When Has the Indian Press Truly Been Free?

Illustration: Shruti Yatam

Indian journalism is facing something of a crisis. After our dismal ranking of 138 out of 180 on the World Press Freedom Index, the most recent shockwave to send tremors through the foundations of the fourth pillar has been the high-profile resignation of two members of ABP News’ editorial team. The exodus began on Wednesday, when the channel announced that its editor-in-chief Milind Khandekar was resigning after holding the post for 14 years. Shortly after, news anchor Punya Prasun Bajpai also made his exit from the channel, while another anchor, Abhisar Sharma, was “sent on leave”.

Last month, the channel ran a story on Bajpai’s primetime show Masterstroke, about a farmer named Chandramani Kaushik from Chhattisgarh, and how she’d been tutored to exaggerate claims about the profits she’d from her crops during a video interaction with PM Narendra Modi. When Union Ministers Raghavendra Rathore and Nirmala Sitharaman challenged the reports on Twitter, ABP News ran a follow-up story, refuting the BJP’s rebuttals. Soon after, broadcasts of Masterstroke began facing disruptions, with signal disappearing during the show’s airtime. It was not long after that Khandekar and Bajpai parted ways with the channel.

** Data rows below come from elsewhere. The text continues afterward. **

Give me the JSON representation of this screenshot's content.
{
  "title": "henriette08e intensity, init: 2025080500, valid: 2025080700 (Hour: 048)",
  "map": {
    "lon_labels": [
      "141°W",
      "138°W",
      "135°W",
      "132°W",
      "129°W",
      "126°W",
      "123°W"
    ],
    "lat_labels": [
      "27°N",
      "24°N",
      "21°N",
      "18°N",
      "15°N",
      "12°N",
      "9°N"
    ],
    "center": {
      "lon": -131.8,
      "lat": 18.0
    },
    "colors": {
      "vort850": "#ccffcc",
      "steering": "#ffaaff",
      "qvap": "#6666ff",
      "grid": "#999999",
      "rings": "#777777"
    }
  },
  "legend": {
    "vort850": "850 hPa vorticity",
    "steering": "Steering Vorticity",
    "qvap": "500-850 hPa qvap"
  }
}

The controversial context to their exits – there are already murmurs that they have nothing to do with the Chhattisgarh stories – has prompted concerns about the health of journalism in the country. It’s obviously possible that the link between them is correlative, not causative. But fears that the free press is no longer free, that speaking truth to power is an exercise in futility or worse, a self-destructive endeavour, have predated the immediate context. Look no further than the defamation case filed against The Wire in the Supreme Court after they reported on Jay Shah’s disproportionate assets.

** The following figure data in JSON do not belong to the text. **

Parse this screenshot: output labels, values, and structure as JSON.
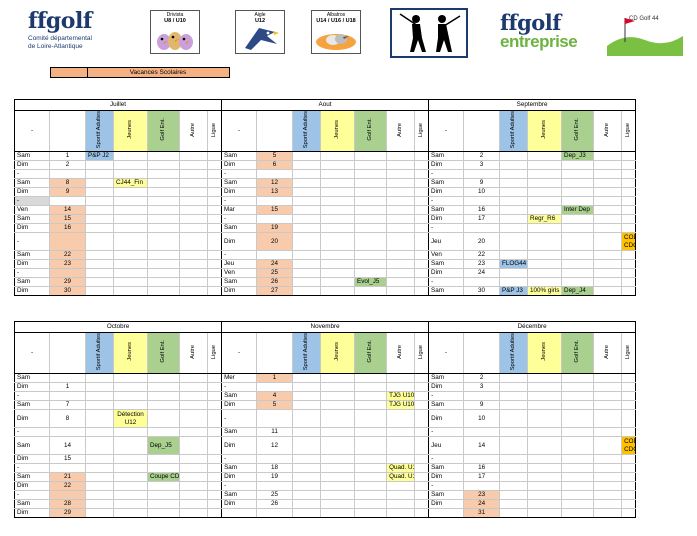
{
  "header": {
    "ffgolf_brand": "ffgolf",
    "ffgolf_sub1": "Comité départemental",
    "ffgolf_sub2": "de Loire-Atlantique",
    "badge1_line1": "Drivista",
    "badge1_line2": "U8 / U10",
    "badge2_line1": "Aigle",
    "badge2_line2": "U12",
    "badge3_line1": "Albatros",
    "badge3_line2": "U14 / U16 / U18",
    "ent_brand": "ffgolf",
    "ent_sub": "entreprise",
    "cdg_label": "CD Golf 44"
  },
  "legend": {
    "label": "Vacances Scolaires",
    "color": "#f4b183"
  },
  "columns": {
    "dash": "-",
    "sportif": "Sportif Adultes",
    "jeunes": "Jeunes",
    "golf_ent": "Golf Ent.",
    "autre": "Autre",
    "ligue": "Ligue"
  },
  "sections": [
    {
      "months": [
        "Juillet",
        "Aout",
        "Septembre"
      ],
      "rows": [
        [
          [
            "Sam",
            "1",
            "",
            "P&P J2",
            "",
            "",
            "",
            ""
          ],
          [
            "Sam",
            "5",
            "v",
            "",
            "",
            "",
            "",
            ""
          ],
          [
            "Sam",
            "2",
            "",
            "",
            "",
            "Dep_J3",
            "",
            ""
          ]
        ],
        [
          [
            "Dim",
            "2",
            "",
            "",
            "",
            "",
            "",
            ""
          ],
          [
            "Dim",
            "6",
            "v",
            "",
            "",
            "",
            "",
            ""
          ],
          [
            "Dim",
            "3",
            "",
            "",
            "",
            "",
            "",
            ""
          ]
        ],
        [
          [
            "-",
            "",
            "",
            "",
            "",
            "",
            "",
            ""
          ],
          [
            "-",
            "",
            "",
            "",
            "",
            "",
            "",
            ""
          ],
          [
            "-",
            "",
            "",
            "",
            "",
            "",
            "",
            ""
          ]
        ],
        [
          [
            "Sam",
            "8",
            "v",
            "",
            "CJ44_Fin",
            "",
            "",
            ""
          ],
          [
            "Sam",
            "12",
            "v",
            "",
            "",
            "",
            "",
            ""
          ],
          [
            "Sam",
            "9",
            "",
            "",
            "",
            "",
            "",
            ""
          ]
        ],
        [
          [
            "Dim",
            "9",
            "v",
            "",
            "",
            "",
            "",
            ""
          ],
          [
            "Dim",
            "13",
            "v",
            "",
            "",
            "",
            "",
            ""
          ],
          [
            "Dim",
            "10",
            "",
            "",
            "",
            "",
            "",
            ""
          ]
        ],
        [
          [
            "-",
            "",
            "g",
            "",
            "",
            "",
            "",
            ""
          ],
          [
            "-",
            "",
            "",
            "",
            "",
            "",
            "",
            ""
          ],
          [
            "-",
            "",
            "",
            "",
            "",
            "",
            "",
            ""
          ]
        ],
        [
          [
            "Ven",
            "14",
            "v",
            "",
            "",
            "",
            "",
            ""
          ],
          [
            "Mar",
            "15",
            "v",
            "",
            "",
            "",
            "",
            ""
          ],
          [
            "Sam",
            "16",
            "",
            "",
            "",
            "Inter Dep",
            "",
            ""
          ]
        ],
        [
          [
            "Sam",
            "15",
            "v",
            "",
            "",
            "",
            "",
            ""
          ],
          [
            "-",
            "",
            "",
            "",
            "",
            "",
            "",
            ""
          ],
          [
            "Dim",
            "17",
            "",
            "",
            "Regr_R6",
            "",
            "",
            ""
          ]
        ],
        [
          [
            "Dim",
            "16",
            "v",
            "",
            "",
            "",
            "",
            ""
          ],
          [
            "Sam",
            "19",
            "v",
            "",
            "",
            "",
            "",
            ""
          ],
          [
            "-",
            "",
            "",
            "",
            "",
            "",
            "",
            ""
          ]
        ],
        [
          [
            "-",
            "",
            "v",
            "",
            "",
            "",
            "",
            ""
          ],
          [
            "Dim",
            "20",
            "v",
            "",
            "",
            "",
            "",
            ""
          ],
          [
            "Jeu",
            "20",
            "",
            "",
            "",
            "",
            "",
            "CODIR CDG44"
          ]
        ],
        [
          [
            "Sam",
            "22",
            "v",
            "",
            "",
            "",
            "",
            ""
          ],
          [
            "-",
            "",
            "",
            "",
            "",
            "",
            "",
            ""
          ],
          [
            "Ven",
            "22",
            "",
            "",
            "",
            "",
            "",
            ""
          ]
        ],
        [
          [
            "Dim",
            "23",
            "v",
            "",
            "",
            "",
            "",
            ""
          ],
          [
            "Jeu",
            "24",
            "v",
            "",
            "",
            "",
            "",
            ""
          ],
          [
            "Sam",
            "23",
            "",
            "FLOG44",
            "",
            "",
            "",
            ""
          ]
        ],
        [
          [
            "-",
            "",
            "v",
            "",
            "",
            "",
            "",
            ""
          ],
          [
            "Ven",
            "25",
            "v",
            "",
            "",
            "",
            "",
            ""
          ],
          [
            "Dim",
            "24",
            "",
            "",
            "",
            "",
            "",
            ""
          ]
        ],
        [
          [
            "Sam",
            "29",
            "v",
            "",
            "",
            "",
            "",
            ""
          ],
          [
            "Sam",
            "26",
            "v",
            "",
            "",
            "Evol_J5",
            "",
            ""
          ],
          [
            "-",
            "",
            "",
            "",
            "",
            "",
            "",
            ""
          ]
        ],
        [
          [
            "Dim",
            "30",
            "v",
            "",
            "",
            "",
            "",
            ""
          ],
          [
            "Dim",
            "27",
            "v",
            "",
            "",
            "",
            "",
            ""
          ],
          [
            "Sam",
            "30",
            "",
            "P&P J3",
            "100% girls",
            "Dep_J4",
            "",
            ""
          ]
        ]
      ]
    },
    {
      "months": [
        "Octobre",
        "Novembre",
        "Décembre"
      ],
      "rows": [
        [
          [
            "Sam",
            "",
            "",
            "",
            "",
            "",
            "",
            ""
          ],
          [
            "Mer",
            "1",
            "v",
            "",
            "",
            "",
            "",
            ""
          ],
          [
            "Sam",
            "2",
            "",
            "",
            "",
            "",
            "",
            ""
          ]
        ],
        [
          [
            "Dim",
            "1",
            "",
            "",
            "",
            "",
            "",
            ""
          ],
          [
            "-",
            "",
            "",
            "",
            "",
            "",
            "",
            ""
          ],
          [
            "Dim",
            "3",
            "",
            "",
            "",
            "",
            "",
            ""
          ]
        ],
        [
          [
            "-",
            "",
            "",
            "",
            "",
            "",
            "",
            ""
          ],
          [
            "Sam",
            "4",
            "v",
            "",
            "",
            "",
            "TJG U10",
            ""
          ],
          [
            "-",
            "",
            "",
            "",
            "",
            "",
            "",
            ""
          ]
        ],
        [
          [
            "Sam",
            "7",
            "",
            "",
            "",
            "",
            "",
            ""
          ],
          [
            "Dim",
            "5",
            "v",
            "",
            "",
            "",
            "TJG U10",
            ""
          ],
          [
            "Sam",
            "9",
            "",
            "",
            "",
            "",
            "",
            ""
          ]
        ],
        [
          [
            "Dim",
            "8",
            "",
            "",
            "Détection U12",
            "",
            "",
            ""
          ],
          [
            "-",
            "",
            "",
            "",
            "",
            "",
            "",
            ""
          ],
          [
            "Dim",
            "10",
            "",
            "",
            "",
            "",
            "",
            ""
          ]
        ],
        [
          [
            "-",
            "",
            "",
            "",
            "",
            "",
            "",
            ""
          ],
          [
            "Sam",
            "11",
            "",
            "",
            "",
            "",
            "",
            ""
          ],
          [
            "-",
            "",
            "",
            "",
            "",
            "",
            "",
            ""
          ]
        ],
        [
          [
            "Sam",
            "14",
            "",
            "",
            "",
            "Dep_J5",
            "",
            ""
          ],
          [
            "Dim",
            "12",
            "",
            "",
            "",
            "",
            "",
            ""
          ],
          [
            "Jeu",
            "14",
            "",
            "",
            "",
            "",
            "",
            "CODIR CDG44"
          ]
        ],
        [
          [
            "Dim",
            "15",
            "",
            "",
            "",
            "",
            "",
            ""
          ],
          [
            "-",
            "",
            "",
            "",
            "",
            "",
            "",
            ""
          ],
          [
            "-",
            "",
            "",
            "",
            "",
            "",
            "",
            ""
          ]
        ],
        [
          [
            "-",
            "",
            "",
            "",
            "",
            "",
            "",
            ""
          ],
          [
            "Sam",
            "18",
            "",
            "",
            "",
            "",
            "Quad. U10",
            ""
          ],
          [
            "Sam",
            "16",
            "",
            "",
            "",
            "",
            "",
            ""
          ]
        ],
        [
          [
            "Sam",
            "21",
            "v",
            "",
            "",
            "Coupe CD",
            "",
            ""
          ],
          [
            "Dim",
            "19",
            "",
            "",
            "",
            "",
            "Quad. U10",
            ""
          ],
          [
            "Dim",
            "17",
            "",
            "",
            "",
            "",
            "",
            ""
          ]
        ],
        [
          [
            "Dim",
            "22",
            "v",
            "",
            "",
            "",
            "",
            ""
          ],
          [
            "-",
            "",
            "",
            "",
            "",
            "",
            "",
            ""
          ],
          [
            "-",
            "",
            "",
            "",
            "",
            "",
            "",
            ""
          ]
        ],
        [
          [
            "-",
            "",
            "v",
            "",
            "",
            "",
            "",
            ""
          ],
          [
            "Sam",
            "25",
            "",
            "",
            "",
            "",
            "",
            ""
          ],
          [
            "Sam",
            "23",
            "v",
            "",
            "",
            "",
            "",
            ""
          ]
        ],
        [
          [
            "Sam",
            "28",
            "v",
            "",
            "",
            "",
            "",
            ""
          ],
          [
            "Dim",
            "26",
            "",
            "",
            "",
            "",
            "",
            ""
          ],
          [
            "Dim",
            "24",
            "v",
            "",
            "",
            "",
            "",
            ""
          ]
        ],
        [
          [
            "Dim",
            "29",
            "v",
            "",
            "",
            "",
            "",
            ""
          ],
          [
            "",
            "",
            "",
            "",
            "",
            "",
            "",
            ""
          ],
          [
            "",
            "31",
            "v",
            "",
            "",
            "",
            "",
            ""
          ]
        ]
      ]
    }
  ],
  "colors": {
    "vacances": "#f8cbad",
    "sportif": "#9dc3e6",
    "jeunes": "#ffff99",
    "golf_ent": "#a9d08e",
    "ligue": "#ffc000"
  }
}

At times like these, it’s important to hold on to the moments when the Indian media did display a backbone. While there’s no denying that India is hardly a journalistic utopia, it’s moments like these and other instances of reporters digging out the truth to inform the public despite the cost to themselves that prove there is still hope for Indian democracy’s fourth pillar.

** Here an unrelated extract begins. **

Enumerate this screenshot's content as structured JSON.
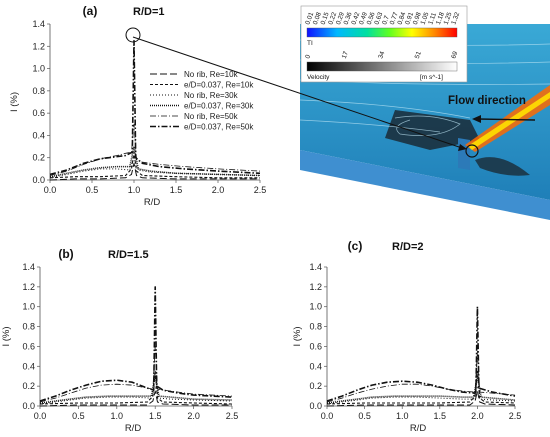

It takes a brave person to be a journalist in this country.

Today, the Aadhaar security debate is as much a part of household dinner tables as yellow dal, but it was Rachna Khaira, a reporter for Chandigarh newspaper The Tribune, who first uncovered how the biometric data could be accessed for as low as ₹500 in January. She had an FIR filed against her for her trouble, but did not let that cow her in the slightest, continuing to highlight the flaws in the Aadhaar’s security.

It takes a brave person to be a journalist in this country. Exposing political scams or challenging powerful interests can often end in tragedy, as we’ve been reminded recently with the cold-blooded daylight killings of editors Gauri Lankesh in Karnataka and Shujaat Bhukari in Kashmir. Yet, it’s the efforts of investigative journalists and activists that unearthed India’s embarrassing treasure of scams, and there have been instances where even Chief Ministers have had to step down after journalists discovered the skeletons in their closet – Ashok Chavan’s Adarsh scam, BS Yeddyurappa’s land scam, and Jayalalithaa’s disproportionate assets case; corrupt undertakings that ended with the perpetrators resigning from their posts.

The most high-profile instance of Indian journalism speaking truth to power has to be the 1987 Bofors case, where the public became first acquainted with the staggering levels of corruption that had seeped into the Indian administration. Undoubtedly, The Hindu’s exposé on the Bofors scam affected the then-PM Rajiv Gandhi’s fortunes in the next elections, and he lost his seat. While the events at ABP News might imply that criticising the PM is taboo in our country, it has been done before – and could easily happen again.

Even the darkest period for India’s press, the Emergency, which lasted from 1975 to 1977, had its bright spots. A first-person recollection of those years by journalist and editor Kalpana Sharma recounts how journalists were pushing the envelope and testing how far the censors would let them go even in those authoritarian times. In closing, she asks a pointed and pertinent question, given the atmosphere around press freedom in the country today, “If even under overt censorship, some publications managed to communicate the truth to their readers, why can’t journalists do it under the indirect forms of control that exist today?”

India’s press might be facing a crisis, but it has bounced back from much worse in the past. It has to, for it must be the truth alone that triumphs in a country whose national motto is Satyameva Jayate.